New product announcements from Microsoft are starting to look a like what you expect from Apple. Sleek new virtual backgrounds, a strident tone, the use of the word “beautiful” every few seconds, but few specific details.
If you watch Microsoft’s product announcement, you’ll see how the new windows in Windows now have a softer look with rounded corners, translucent backgrounds and a start button in the center of the taskbar instead of the lower left corner.
You’ll also find out that Windows 11 will start rolling out in late 2021 and into 2022. According to Microsoft, the new version of Windows will be more efficient, more adaptable to tablets, have faster updates using smaller file sizes, and will have some new features including the ability to run Android apps, which it will get from the Amazon app store.
Beyond the Windows 11 Interface
Unfortunately, most of the announcement was about the user interface, which, while cool, leaves a lot unsaid. And it’s those items that weren’t mentioned that may affect your IT staff the most. The reason is that there are specific hardware requirements that must be met for any computer that is to run Windows 11. Fortunately many computers that currently run Windows 10 will work just fine, but some machines may need upgrades or replacement.
Probably more important are specific processor and security requirements that some older machines won’t be able to meet. They include support for UEFI (unified extensible firmware interface) that’s capable of Secure Boot. The UEFI has replaced the BIOS in newer computers, but many older computers don’t support it. Windows 10 still worked with BIOS-based machines, but there’s no indication from Microsoft whether that will be possible with Windows 11.
There’s also a requirement for a Trusted Platform Module, version 2.0. The TPM is a standard part of newer computers, but doesn’t exist in older computers that run Windows 10. Again, there’s no word whether Windows 11 will run on machines without it. Microsoft lists the minimum system requirements on the Windows 11 page, where you can also find an app that will check your machine for Windows 11 compatibility. For machines that can’t run Windows 11 (like the Lenovo ThinkPad that this is being written on) Microsoft will continue to support Windows 10 until 2025.
Late 2021 Windows 11 Rollout
For those with computers that will work with Windows 11, the update will start rolling out around the end of 2021. It appears that the roll-out will work a lot like how Windows 10 was rolled out. Compatible machines will get the chance to upgrade when the software is ready for their machine. As has been the case with updates to Windows 10, some will be delayed while specific drivers are made ready.

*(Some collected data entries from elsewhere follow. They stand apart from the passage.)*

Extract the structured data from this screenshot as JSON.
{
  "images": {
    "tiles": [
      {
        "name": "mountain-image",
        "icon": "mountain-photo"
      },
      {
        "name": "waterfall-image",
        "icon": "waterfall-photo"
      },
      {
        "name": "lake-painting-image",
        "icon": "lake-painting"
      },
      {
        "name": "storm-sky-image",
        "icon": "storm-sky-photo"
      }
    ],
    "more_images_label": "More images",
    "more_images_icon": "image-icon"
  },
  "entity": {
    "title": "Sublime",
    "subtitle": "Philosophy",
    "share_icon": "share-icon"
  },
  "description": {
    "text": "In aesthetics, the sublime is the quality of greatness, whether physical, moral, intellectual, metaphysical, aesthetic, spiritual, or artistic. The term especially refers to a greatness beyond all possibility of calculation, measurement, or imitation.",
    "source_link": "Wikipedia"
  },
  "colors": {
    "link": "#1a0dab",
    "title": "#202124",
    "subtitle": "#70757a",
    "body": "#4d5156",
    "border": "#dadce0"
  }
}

Some factors that may cause the requirements app to say a computer can’t run Windows 11 can be fixed, such as by installing a compatible graphics card. But others, such as the requirement for two cores in the processor may not be so easy. But the reality is that the cost of anything more than minor hardware upgrades is simply not worth it. In the time between the roll-out of Windows 11 and the end or support for Windows 10, most organizations will have replaced their computers anyway.

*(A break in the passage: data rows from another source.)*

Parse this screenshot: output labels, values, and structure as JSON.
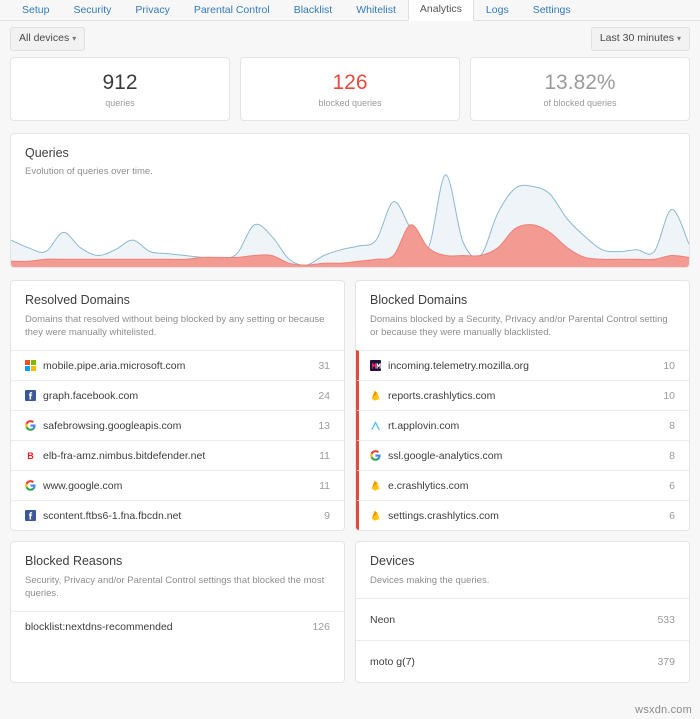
{
  "nav": {
    "tabs": [
      {
        "label": "Setup",
        "active": false
      },
      {
        "label": "Security",
        "active": false
      },
      {
        "label": "Privacy",
        "active": false
      },
      {
        "label": "Parental Control",
        "active": false
      },
      {
        "label": "Blacklist",
        "active": false
      },
      {
        "label": "Whitelist",
        "active": false
      },
      {
        "label": "Analytics",
        "active": true
      },
      {
        "label": "Logs",
        "active": false
      },
      {
        "label": "Settings",
        "active": false
      }
    ]
  },
  "filters": {
    "device_selector": "All devices",
    "time_selector": "Last 30 minutes",
    "caret": "▾"
  },
  "stats": [
    {
      "value": "912",
      "label": "queries",
      "color": "#3c3c3c",
      "style": ""
    },
    {
      "value": "126",
      "label": "blocked queries",
      "color": "#e8493f",
      "style": "red"
    },
    {
      "value": "13.82%",
      "label": "of blocked queries",
      "color": "#9b9b9b",
      "style": "grey"
    }
  ],
  "queries_chart": {
    "title": "Queries",
    "subtitle": "Evolution of queries over time."
  },
  "chart_data": {
    "type": "area",
    "title": "Queries",
    "subtitle": "Evolution of queries over time.",
    "xlabel": "",
    "ylabel": "",
    "grid": false,
    "legend": "none",
    "x": [
      0,
      1,
      2,
      3,
      4,
      5,
      6,
      7,
      8,
      9,
      10,
      11,
      12,
      13,
      14,
      15,
      16,
      17,
      18,
      19,
      20,
      21,
      22,
      23,
      24,
      25,
      26,
      27,
      28,
      29,
      30,
      31,
      32,
      33,
      34,
      35,
      36,
      37,
      38,
      39
    ],
    "series": [
      {
        "name": "queries",
        "color": "#8cb9d0",
        "fill": "#eef4f8",
        "values": [
          14,
          10,
          8,
          18,
          10,
          6,
          9,
          14,
          8,
          7,
          6,
          5,
          4,
          7,
          22,
          16,
          4,
          1,
          6,
          9,
          11,
          14,
          34,
          20,
          10,
          48,
          13,
          6,
          28,
          41,
          42,
          38,
          25,
          16,
          9,
          8,
          9,
          8,
          30,
          12
        ]
      },
      {
        "name": "blocked queries",
        "color": "#ef8077",
        "fill": "#f39a93",
        "values": [
          3,
          3,
          4,
          4,
          4,
          4,
          4,
          4,
          4,
          4,
          4,
          5,
          5,
          5,
          6,
          6,
          2,
          1,
          2,
          2,
          3,
          4,
          6,
          22,
          10,
          6,
          6,
          6,
          10,
          20,
          22,
          18,
          10,
          5,
          4,
          4,
          4,
          4,
          6,
          5
        ]
      }
    ],
    "ylim": [
      0,
      50
    ]
  },
  "resolved_domains": {
    "title": "Resolved Domains",
    "subtitle": "Domains that resolved without being blocked by any setting or because they were manually whitelisted.",
    "rows": [
      {
        "name": "mobile.pipe.aria.microsoft.com",
        "count": "31",
        "icon": "microsoft-icon"
      },
      {
        "name": "graph.facebook.com",
        "count": "24",
        "icon": "facebook-icon"
      },
      {
        "name": "safebrowsing.googleapis.com",
        "count": "13",
        "icon": "google-icon"
      },
      {
        "name": "elb-fra-amz.nimbus.bitdefender.net",
        "count": "11",
        "icon": "bitdefender-icon"
      },
      {
        "name": "www.google.com",
        "count": "11",
        "icon": "google-icon"
      },
      {
        "name": "scontent.ftbs6-1.fna.fbcdn.net",
        "count": "9",
        "icon": "facebook-icon"
      }
    ]
  },
  "blocked_domains": {
    "title": "Blocked Domains",
    "subtitle": "Domains blocked by a Security, Privacy and/or Parental Control setting or because they were manually blacklisted.",
    "accent": "#e04b3f",
    "rows": [
      {
        "name": "incoming.telemetry.mozilla.org",
        "count": "10",
        "icon": "mozilla-icon"
      },
      {
        "name": "reports.crashlytics.com",
        "count": "10",
        "icon": "crashlytics-icon"
      },
      {
        "name": "rt.applovin.com",
        "count": "8",
        "icon": "applovin-icon"
      },
      {
        "name": "ssl.google-analytics.com",
        "count": "8",
        "icon": "google-icon"
      },
      {
        "name": "e.crashlytics.com",
        "count": "6",
        "icon": "crashlytics-icon"
      },
      {
        "name": "settings.crashlytics.com",
        "count": "6",
        "icon": "crashlytics-icon"
      }
    ]
  },
  "blocked_reasons": {
    "title": "Blocked Reasons",
    "subtitle": "Security, Privacy and/or Parental Control settings that blocked the most queries.",
    "rows": [
      {
        "name": "blocklist:nextdns-recommended",
        "count": "126"
      }
    ]
  },
  "devices": {
    "title": "Devices",
    "subtitle": "Devices making the queries.",
    "rows": [
      {
        "name": "Neon",
        "count": "533"
      },
      {
        "name": "moto g(7)",
        "count": "379"
      }
    ]
  },
  "watermark": "wsxdn.com"
}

One big difference when compared to the Windows 10 update from Windows 7 and 8 is that far fewer computers will be able to run the new operating system. Even some relatively new computers may not make the cut, so it’s important to run the Windows Health Check app on the Windows 11 page to see which computers need to be replaced. Fortunately, Microsoft has already begun telling enterprise customers that extended support for Windows 10 will be available.

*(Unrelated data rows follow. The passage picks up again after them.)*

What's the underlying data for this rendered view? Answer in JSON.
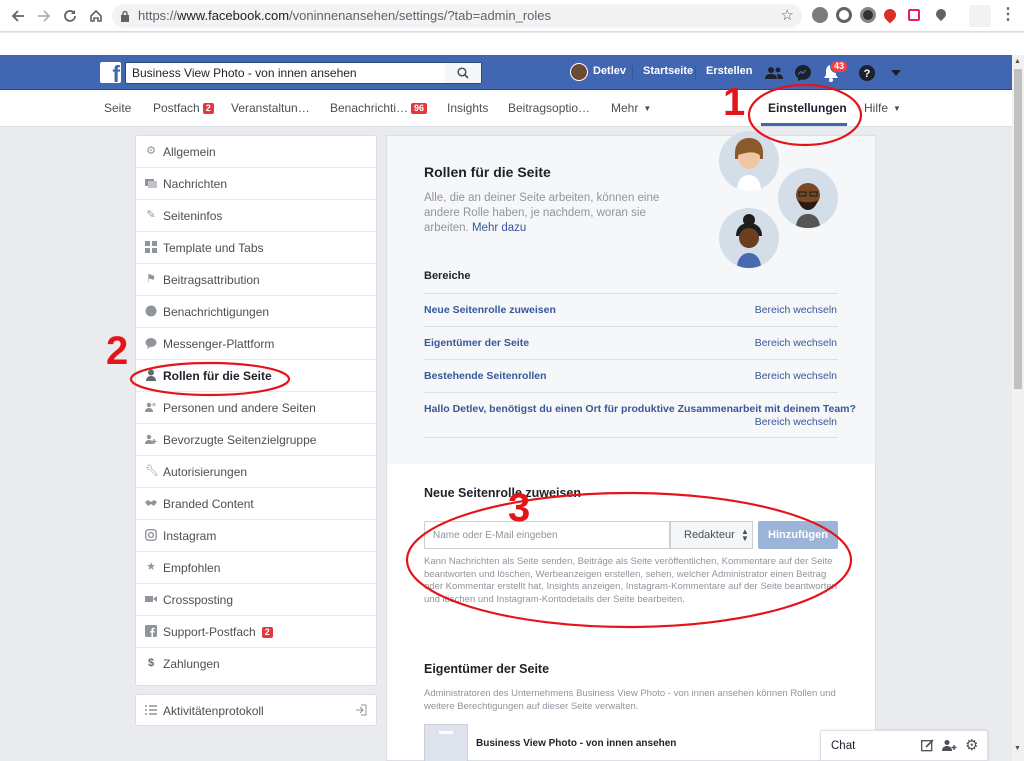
{
  "browser": {
    "url_prefix": "https://",
    "url_host": "www.facebook.com",
    "url_path": "/voninnenansehen/settings/?tab=admin_roles"
  },
  "topbar": {
    "search_value": "Business View Photo - von innen ansehen",
    "user_name": "Detlev",
    "home_label": "Startseite",
    "create_label": "Erstellen",
    "notification_count": "43"
  },
  "tabs": [
    {
      "label": "Seite"
    },
    {
      "label": "Postfach",
      "badge": "2"
    },
    {
      "label": "Veranstaltun…"
    },
    {
      "label": "Benachrichti…",
      "badge": "96"
    },
    {
      "label": "Insights"
    },
    {
      "label": "Beitragsoptio…"
    },
    {
      "label": "Mehr"
    },
    {
      "label": "Einstellungen"
    },
    {
      "label": "Hilfe"
    }
  ],
  "sidebar": {
    "items": [
      {
        "label": "Allgemein",
        "icon": "gear-icon"
      },
      {
        "label": "Nachrichten",
        "icon": "messages-icon"
      },
      {
        "label": "Seiteninfos",
        "icon": "pencil-icon"
      },
      {
        "label": "Template und Tabs",
        "icon": "grid-icon"
      },
      {
        "label": "Beitragsattribution",
        "icon": "flag-icon"
      },
      {
        "label": "Benachrichtigungen",
        "icon": "globe-icon"
      },
      {
        "label": "Messenger-Plattform",
        "icon": "chat-bubble-icon"
      },
      {
        "label": "Rollen für die Seite",
        "icon": "person-icon"
      },
      {
        "label": "Personen und andere Seiten",
        "icon": "people-icon"
      },
      {
        "label": "Bevorzugte Seitenzielgruppe",
        "icon": "audience-icon"
      },
      {
        "label": "Autorisierungen",
        "icon": "wrench-icon"
      },
      {
        "label": "Branded Content",
        "icon": "handshake-icon"
      },
      {
        "label": "Instagram",
        "icon": "instagram-icon"
      },
      {
        "label": "Empfohlen",
        "icon": "star-icon"
      },
      {
        "label": "Crossposting",
        "icon": "video-icon"
      },
      {
        "label": "Support-Postfach",
        "icon": "facebook-icon",
        "badge": "2"
      },
      {
        "label": "Zahlungen",
        "icon": "dollar-icon"
      }
    ],
    "activity_log": "Aktivitätenprotokoll"
  },
  "roles": {
    "title": "Rollen für die Seite",
    "description": "Alle, die an deiner Seite arbeiten, können eine andere Rolle haben, je nachdem, woran sie arbeiten.",
    "more_link": "Mehr dazu",
    "sections_heading": "Bereiche",
    "sections": [
      {
        "label": "Neue Seitenrolle zuweisen",
        "action": "Bereich wechseln"
      },
      {
        "label": "Eigentümer der Seite",
        "action": "Bereich wechseln"
      },
      {
        "label": "Bestehende Seitenrollen",
        "action": "Bereich wechseln"
      }
    ],
    "team_prompt": "Hallo Detlev, benötigst du einen Ort für produktive Zusammenarbeit mit deinem Team?",
    "team_action": "Bereich wechseln"
  },
  "assign": {
    "title": "Neue Seitenrolle zuweisen",
    "input_placeholder": "Name oder E-Mail eingeben",
    "role_value": "Redakteur",
    "add_label": "Hinzufügen",
    "role_description": "Kann Nachrichten als Seite senden, Beiträge als Seite veröffentlichen, Kommentare auf der Seite beantworten und löschen, Werbeanzeigen erstellen, sehen, welcher Administrator einen Beitrag oder Kommentar erstellt hat, Insights anzeigen, Instagram-Kommentare auf der Seite beantworten und löschen und Instagram-Kontodetails der Seite bearbeiten."
  },
  "owner": {
    "title": "Eigentümer der Seite",
    "description": "Administratoren des Unternehmens Business View Photo - von innen ansehen können Rollen und weitere Berechtigungen auf dieser Seite verwalten.",
    "business_name": "Business View Photo - von innen ansehen"
  },
  "chat": {
    "label": "Chat"
  },
  "annotations": [
    "1",
    "2",
    "3"
  ],
  "colors": {
    "fb_blue": "#4267b2",
    "annotation_red": "#e4141b",
    "link": "#365899"
  }
}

Like the Windows 10 update a few years ago, the Windows 11 update will be free, but only for so long. And it will also be optional only for so long. By the end of 2025, Windows 10 support will slowly vanish, and like Windows 7 users today, they will be on their own when it comes to support and security. But fortunately, it appears that security is becoming an important part of Windows 11, and for that, it’s about time.